Pyramids are interesting shapes than can be used for a variety of non-conventional home and garden projects. There are two main types of pyramids: the square pyramid and the tetrahedron. The angles on each pyramid, particularly the sides, are not 90 degrees and special considerations have to be made during design to ensure proper construction.


  • Home pyramids come in a variety of sizes and are usually based on the square pyramid dimensions of the Great Pyramid of Giza, Egypt. A square pyramid has a square base and four triangle sides. Like the ancient Egyptians, some people believe that objects placed inside square pyramids receive special powers. Experiment for yourself.
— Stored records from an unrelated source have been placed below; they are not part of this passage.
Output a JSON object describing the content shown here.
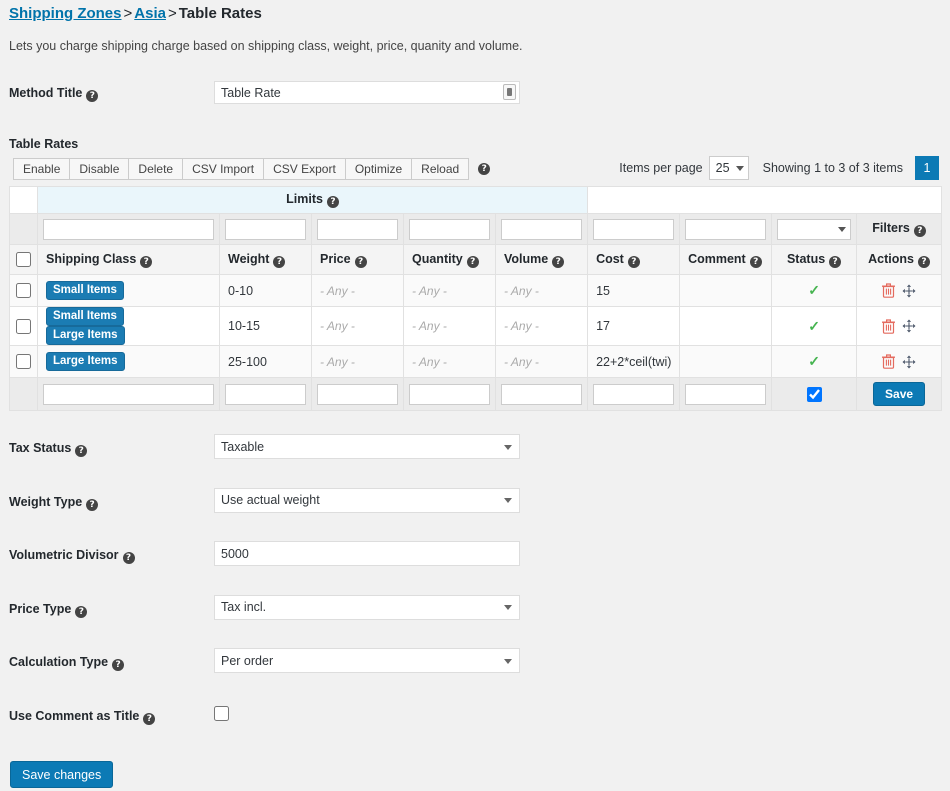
{
  "breadcrumb": {
    "root": "Shipping Zones",
    "zone": "Asia",
    "current": "Table Rates",
    "separator": ">"
  },
  "intro": "Lets you charge shipping charge based on shipping class, weight, price, quanity and volume.",
  "help_glyph": "?",
  "method_title": {
    "label": "Method Title",
    "value": "Table Rate",
    "placeholder": ""
  },
  "table_rates": {
    "heading": "Table Rates",
    "toolbar": {
      "buttons": [
        {
          "label": "Enable"
        },
        {
          "label": "Disable"
        },
        {
          "label": "Delete"
        },
        {
          "label": "CSV Import"
        },
        {
          "label": "CSV Export"
        },
        {
          "label": "Optimize"
        },
        {
          "label": "Reload"
        }
      ]
    },
    "pager": {
      "items_per_page_label": "Items per page",
      "items_per_page_value": "25",
      "showing": "Showing 1 to 3 of 3 items",
      "current_page": "1"
    },
    "limits_group_label": "Limits",
    "filters_label": "Filters",
    "columns": [
      {
        "key": "shipping_class",
        "label": "Shipping Class"
      },
      {
        "key": "weight",
        "label": "Weight"
      },
      {
        "key": "price",
        "label": "Price"
      },
      {
        "key": "quantity",
        "label": "Quantity"
      },
      {
        "key": "volume",
        "label": "Volume"
      },
      {
        "key": "cost",
        "label": "Cost"
      },
      {
        "key": "comment",
        "label": "Comment"
      },
      {
        "key": "status",
        "label": "Status"
      },
      {
        "key": "actions",
        "label": "Actions"
      }
    ],
    "rows": [
      {
        "selected": false,
        "shipping_classes": [
          "Small Items"
        ],
        "weight": "0-10",
        "price": "- Any -",
        "quantity": "- Any -",
        "volume": "- Any -",
        "cost": "15",
        "comment": "",
        "status_enabled": true
      },
      {
        "selected": false,
        "shipping_classes": [
          "Small Items",
          "Large Items"
        ],
        "weight": "10-15",
        "price": "- Any -",
        "quantity": "- Any -",
        "volume": "- Any -",
        "cost": "17",
        "comment": "",
        "status_enabled": true
      },
      {
        "selected": false,
        "shipping_classes": [
          "Large Items"
        ],
        "weight": "25-100",
        "price": "- Any -",
        "quantity": "- Any -",
        "volume": "- Any -",
        "cost": "22+2*ceil(twi)",
        "comment": "",
        "status_enabled": true
      }
    ],
    "new_row": {
      "shipping_class": "",
      "weight": "",
      "price": "",
      "quantity": "",
      "volume": "",
      "cost": "",
      "comment": "",
      "status_checked": true,
      "save_label": "Save"
    },
    "filter_values": {
      "shipping_class": "",
      "weight": "",
      "price": "",
      "quantity": "",
      "volume": "",
      "cost": "",
      "comment": "",
      "status": ""
    }
  },
  "settings": {
    "tax_status": {
      "label": "Tax Status",
      "value": "Taxable"
    },
    "weight_type": {
      "label": "Weight Type",
      "value": "Use actual weight"
    },
    "volumetric_divisor": {
      "label": "Volumetric Divisor",
      "value": "5000"
    },
    "price_type": {
      "label": "Price Type",
      "value": "Tax incl."
    },
    "calculation_type": {
      "label": "Calculation Type",
      "value": "Per order"
    },
    "use_comment_as_title": {
      "label": "Use Comment as Title",
      "checked": false
    }
  },
  "save_changes_label": "Save changes",
  "colors": {
    "page_bg": "#f1f1f1",
    "link": "#0073aa",
    "accent": "#0c7ab5",
    "badge": "#1b7cb3",
    "limits_bg": "#eaf6fb",
    "status_ok": "#46b450",
    "trash": "#e46a5e"
  }
}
    Another distinctive pyramid is the tetrahedron- all three sides and the base are identical triangles (equilateral). Tetrahedrons are fun because all sides are the same.


  • The dimensions of the Pyramid of Giza are aesthetically pleasing. The slope of the four sides are each 51.8 degrees. The triangular sides come together at the top, known as the apex. The dihedral angle--used to make miter joints in woodworking--is slightly over 76 degrees (http://www.earthmatrix.com/great/pyramid.htm).

    A tetrahedral pyramid is made of four identical equilateral triangles (all sides the same length). The dihedral angle for a tetrahedron is about 70 degrees.

Solid, Stick and Sheet Pyramids

  • To make a solid pyramid out of wood or plastic, use a table or miter saw. To make a "golden" pyramid:
    Step1: Set the saw blade angle at 51.8 degrees
    Step 2: Pass each side of a square block through the blade.

    To make a stick square pyramid:
    Step 1: Join four sticks to form the square base. The four edges of the sides can be the same length, but for a true Giza pyramid, the sides are slightly shorter than the base edges (22:23).
    Step 2: Joint the side sticks to each corner.
    Step 3: Raise the side sticks to the apex and join.

    Each side makes a triangle with an apex angle of 63.5 degrees and the two base angles should be 58.3 degrees.

    To make a pyramid out of flat stock like board lumber, use the angles for the triangle sides from above. Miter the sides so the edges will fit together. The bottom or base side is cut at 51.8 degrees, and the edges where the triangles join must meet at the dihedral angle of 76 degrees; the sides that join the faces have to be cut at half that angle (38 degrees) to fit properly. For a tetrahedral pyramid, use a dihedral angle of 70 degrees for each of your identical triangles.